Imagine a busiest arterial road is completely evacuated and the traffic is made stand still, owing to the president’s passage and that is when our unmanned aerial vehicle crash lands heroically causing a huge trauma in political and international affairs raising concerns for safety and security, which would have been an unintentional mistake.

Such similar incident happened when an unmanned Aerial Vehicle, DJI Phantom crash-landed at Washington DC around 3am (Read more). I will stick to the term UAV rather Drone since the Drone Makers find it offensive (Why some drone makers hate the word!). DJI has made a mandatory firmware update for Phantom UAV’s by incorporating Geospatial Environment Online, a geofencing system that keeps your UAV from taking off in restricted zones.

Wondering how exactly trespassing will be prevented? Read on…

Geospatial Environment Online (GEO) will provide UAV users with up-to-date guidance on locations where flight may be restricted by regulation or raise safety or security concerns. With this major upgrade to DJI’s existing geofencing system, users will have access to live information about areas temporarily restricted from flight due to forest fires, major stadium events, VIP travel and other changing circumstances. The GEO system will also show restricted areas around locations like prisons, power plants and other sensitive areas where drone flight would raise non-aviation security concerns.

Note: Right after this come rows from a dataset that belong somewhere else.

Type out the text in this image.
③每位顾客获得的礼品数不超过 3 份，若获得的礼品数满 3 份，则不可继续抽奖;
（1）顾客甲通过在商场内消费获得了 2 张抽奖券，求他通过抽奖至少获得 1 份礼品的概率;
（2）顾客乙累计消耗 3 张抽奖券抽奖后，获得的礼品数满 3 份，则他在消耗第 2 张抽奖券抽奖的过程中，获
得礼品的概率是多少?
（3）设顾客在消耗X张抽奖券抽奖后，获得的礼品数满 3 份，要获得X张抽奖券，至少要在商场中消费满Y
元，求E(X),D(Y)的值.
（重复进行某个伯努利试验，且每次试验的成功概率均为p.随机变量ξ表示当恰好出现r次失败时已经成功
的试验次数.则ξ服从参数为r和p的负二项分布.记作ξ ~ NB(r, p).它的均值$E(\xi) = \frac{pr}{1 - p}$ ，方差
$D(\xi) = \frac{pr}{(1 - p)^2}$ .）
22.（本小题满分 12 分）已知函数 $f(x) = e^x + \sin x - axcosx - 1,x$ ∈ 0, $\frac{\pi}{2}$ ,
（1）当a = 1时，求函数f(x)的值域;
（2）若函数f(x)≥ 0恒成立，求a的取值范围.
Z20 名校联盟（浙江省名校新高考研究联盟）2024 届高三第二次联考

However you can enjoy the privilege of trespassing by unlocking the temporarily restricted zones and this can happen only when you own a verified DJI account. Certain areas where drone flight is not allowed, such as Washington D.C., will remain as unlockable no-fly zones. Unlocking requires a DJI account verified with a credit card, debit card or mobile phone number. DJI will neither collect nor store the information, and the service is free. The verified account is required only if a user chooses to fly in a location that might raise aviation safety or security concerns.

Use of GEO requires a drone firmware update and installation of a beta version of the DJI Go app. Android users can directly download the APK file at http://bit.ly/1PyIVIA. Users of iOS devices can request a download of the beta app by providing an email address to flysafe@dji.com. DJI expects to release a final version of GEO after completion of this short beta period. The GEO public beta will work with both DJI’s Phantom 3 and Inspire 1 drones, with specific versions available for download at Geosystem.

Now film makers and advertisers cannot have a shot with a quick swift scaling the White House, well that’s not a big deal for geo geeks.